M. S. Hu1, Z. Maan1, W. Hong1, G. Walmsley1, R. Rennert1, T. Zhu1, M. Esquivel1, D. Atashroo1, D. Duscher1, R. Tevlin1, A. Zimmermann1, M. Chung1, A. McArdle1, G. Gurtner1, H. P. Lorenz1, A. Giaccia3, M. Longaker1 1Stanford University,Surgery,Palo Alto, CA, USA 2University Of Hawaii,Surgery,Honolulu, HI, USA 3Stanford University,Radiation Oncology,Palo Alto, CA, USA
Introduction:
Tumors have been described as wounds that do not heal based upon similarities in stromal composition, angiogenesis, and gene expression. However, the interactions between the two processes have yet to be clearly examined. We previously developed a novel in vivo tumor wound competition model to examine the interactions between wound healing and tumor growth. Prior studies demonstrate that the placement of a full thickness excisional wound will inhibit tumor growth as the wound is healing.
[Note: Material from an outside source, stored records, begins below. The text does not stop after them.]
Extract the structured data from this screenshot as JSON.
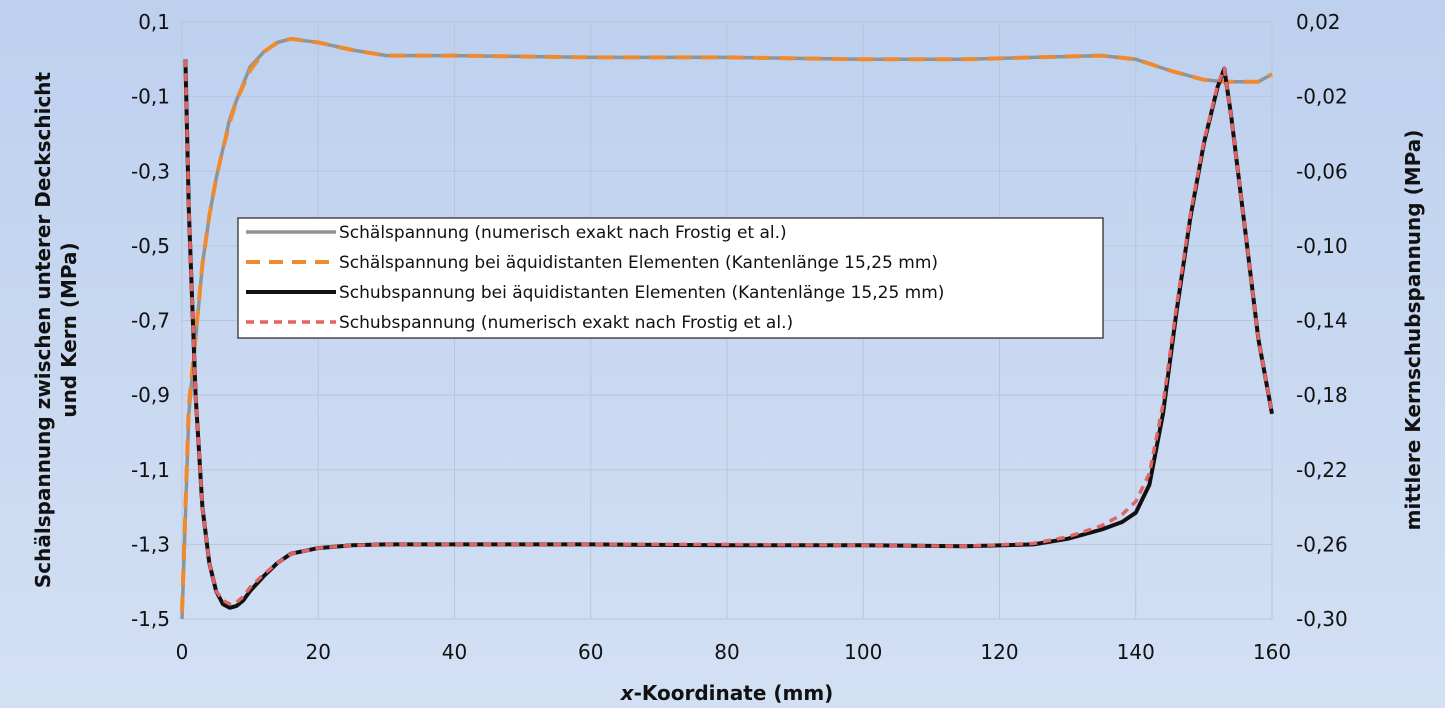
{
  "chart_data": {
    "type": "line",
    "title": "",
    "xlabel_italic": "x",
    "xlabel_rest": "-Koordinate (mm)",
    "ylabel_lines": [
      "Schälspannung zwischen unterer Deckschicht",
      "und Kern (MPa)"
    ],
    "y2label": "mittlere Kernschubspannung (MPa)",
    "xlim": [
      0,
      160
    ],
    "ylim": [
      -1.5,
      0.1
    ],
    "y2lim": [
      -0.3,
      0.02
    ],
    "grid": true,
    "legend_position": "center-left",
    "x_ticks": [
      "0",
      "20",
      "40",
      "60",
      "80",
      "100",
      "120",
      "140",
      "160"
    ],
    "y_ticks": [
      "0,1",
      "-0,1",
      "-0,3",
      "-0,5",
      "-0,7",
      "-0,9",
      "-1,1",
      "-1,3",
      "-1,5"
    ],
    "y2_ticks": [
      "0,02",
      "-0,02",
      "-0,06",
      "-0,10",
      "-0,14",
      "-0,18",
      "-0,22",
      "-0,26",
      "-0,30"
    ],
    "series": [
      {
        "name": "Schälspannung (numerisch exakt nach Frostig et al.)",
        "axis": "left",
        "color": "#8f9499",
        "dash": "solid",
        "x": [
          0,
          1,
          2,
          3,
          4,
          5,
          6,
          7,
          8,
          10,
          12,
          14,
          16,
          18,
          20,
          25,
          30,
          40,
          60,
          80,
          100,
          115,
          125,
          135,
          140,
          145,
          150,
          153,
          156,
          158,
          160
        ],
        "y": [
          -1.5,
          -0.95,
          -0.75,
          -0.55,
          -0.42,
          -0.32,
          -0.24,
          -0.16,
          -0.11,
          -0.02,
          0.02,
          0.045,
          0.055,
          0.05,
          0.045,
          0.025,
          0.01,
          0.01,
          0.005,
          0.005,
          0.0,
          0.0,
          0.005,
          0.01,
          0.0,
          -0.03,
          -0.055,
          -0.06,
          -0.06,
          -0.06,
          -0.04
        ]
      },
      {
        "name": "Schälspannung bei äquidistanten Elementen (Kantenlänge 15,25 mm)",
        "axis": "left",
        "color": "#f08a2e",
        "dash": "long",
        "x": [
          0,
          1,
          2,
          3,
          4,
          5,
          6,
          7,
          8,
          10,
          12,
          14,
          16,
          18,
          20,
          25,
          30,
          40,
          60,
          80,
          100,
          115,
          125,
          135,
          140,
          145,
          150,
          153,
          156,
          158,
          160
        ],
        "y": [
          -1.48,
          -0.93,
          -0.74,
          -0.55,
          -0.42,
          -0.32,
          -0.24,
          -0.17,
          -0.11,
          -0.03,
          0.02,
          0.045,
          0.055,
          0.05,
          0.045,
          0.025,
          0.01,
          0.01,
          0.005,
          0.005,
          0.0,
          0.0,
          0.005,
          0.01,
          0.0,
          -0.03,
          -0.055,
          -0.06,
          -0.06,
          -0.06,
          -0.04
        ]
      },
      {
        "name": "Schubspannung bei äquidistanten Elementen (Kantenlänge 15,25 mm)",
        "axis": "right",
        "color": "#111111",
        "dash": "solid",
        "x": [
          0.5,
          1,
          2,
          3,
          4,
          5,
          6,
          7,
          8,
          9,
          10,
          12,
          14,
          16,
          20,
          25,
          30,
          40,
          60,
          80,
          100,
          115,
          125,
          130,
          135,
          138,
          140,
          142,
          144,
          146,
          148,
          150,
          152,
          153,
          154,
          156,
          158,
          160
        ],
        "y": [
          0.0,
          -0.08,
          -0.18,
          -0.24,
          -0.27,
          -0.285,
          -0.292,
          -0.294,
          -0.293,
          -0.29,
          -0.285,
          -0.277,
          -0.27,
          -0.265,
          -0.262,
          -0.2605,
          -0.26,
          -0.26,
          -0.26,
          -0.2605,
          -0.2605,
          -0.261,
          -0.26,
          -0.257,
          -0.252,
          -0.248,
          -0.243,
          -0.228,
          -0.19,
          -0.135,
          -0.085,
          -0.045,
          -0.015,
          -0.005,
          -0.03,
          -0.09,
          -0.15,
          -0.19
        ]
      },
      {
        "name": "Schubspannung (numerisch exakt nach Frostig et al.)",
        "axis": "right",
        "color": "#e06464",
        "dash": "short",
        "x": [
          0.5,
          1,
          2,
          3,
          4,
          5,
          6,
          7,
          8,
          9,
          10,
          12,
          14,
          16,
          20,
          25,
          30,
          40,
          60,
          80,
          100,
          115,
          125,
          130,
          135,
          138,
          140,
          142,
          144,
          146,
          148,
          150,
          152,
          153,
          154,
          156,
          158,
          160
        ],
        "y": [
          0.0,
          -0.08,
          -0.18,
          -0.24,
          -0.27,
          -0.285,
          -0.29,
          -0.292,
          -0.291,
          -0.288,
          -0.283,
          -0.276,
          -0.27,
          -0.265,
          -0.262,
          -0.2605,
          -0.26,
          -0.26,
          -0.26,
          -0.26,
          -0.2605,
          -0.261,
          -0.2595,
          -0.256,
          -0.25,
          -0.244,
          -0.237,
          -0.222,
          -0.185,
          -0.132,
          -0.083,
          -0.044,
          -0.014,
          -0.005,
          -0.03,
          -0.09,
          -0.15,
          -0.19
        ]
      }
    ]
  }
}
Herein, we study the role of circulating progenitor/stem cells in this phenomenon.
Methods:
Parabiosis was performed with NOD-SCID-gamma (NSG) and NSG-GFP mice. After cross circulation was confirmed at 2 weeks, head and neck squamous cell carcinoma (HNSCC) SAS cells were injected subcutaneously and a splinted full thickness excisional wound was created on the dorsum of the NSG parabiont. After 10 days, the tumor and wound were harvested, digested, and analyzed via fluorescence-activated cell sorting.
Results:
Identification of circulating cells by GFP fluorescence show wounds recruit more circulating cells than tumors (8.63% vs. 3.9%; *p<0.05). Furthermore, progenitor cells (GFP+ Lin-) had better recruitment by wounds versus tumors (0.7% and 0.28%; *p<0.05). Using subset analysis, the ability of wounds to recruit hematopoietic progenitor cells (GFP+ Lin- c-Kit+) and putative endothelial cells (GFP+ Lin- VEGFR2+) were demonstrated (13.1% vs. 4.01%; p<0.05 and 7.24% vs. 3.11% ; p<0.05, respectively).
Conclusion:
We conclude that wounds recruit more circulating progenitor cells than tumors using a parabiosis model. This may explain how wounds can inhibit tumor growth when placed adjacently in vivo. With further studies, insight into this mechanism may offer a deeper understanding of both tumor growth and wound healing.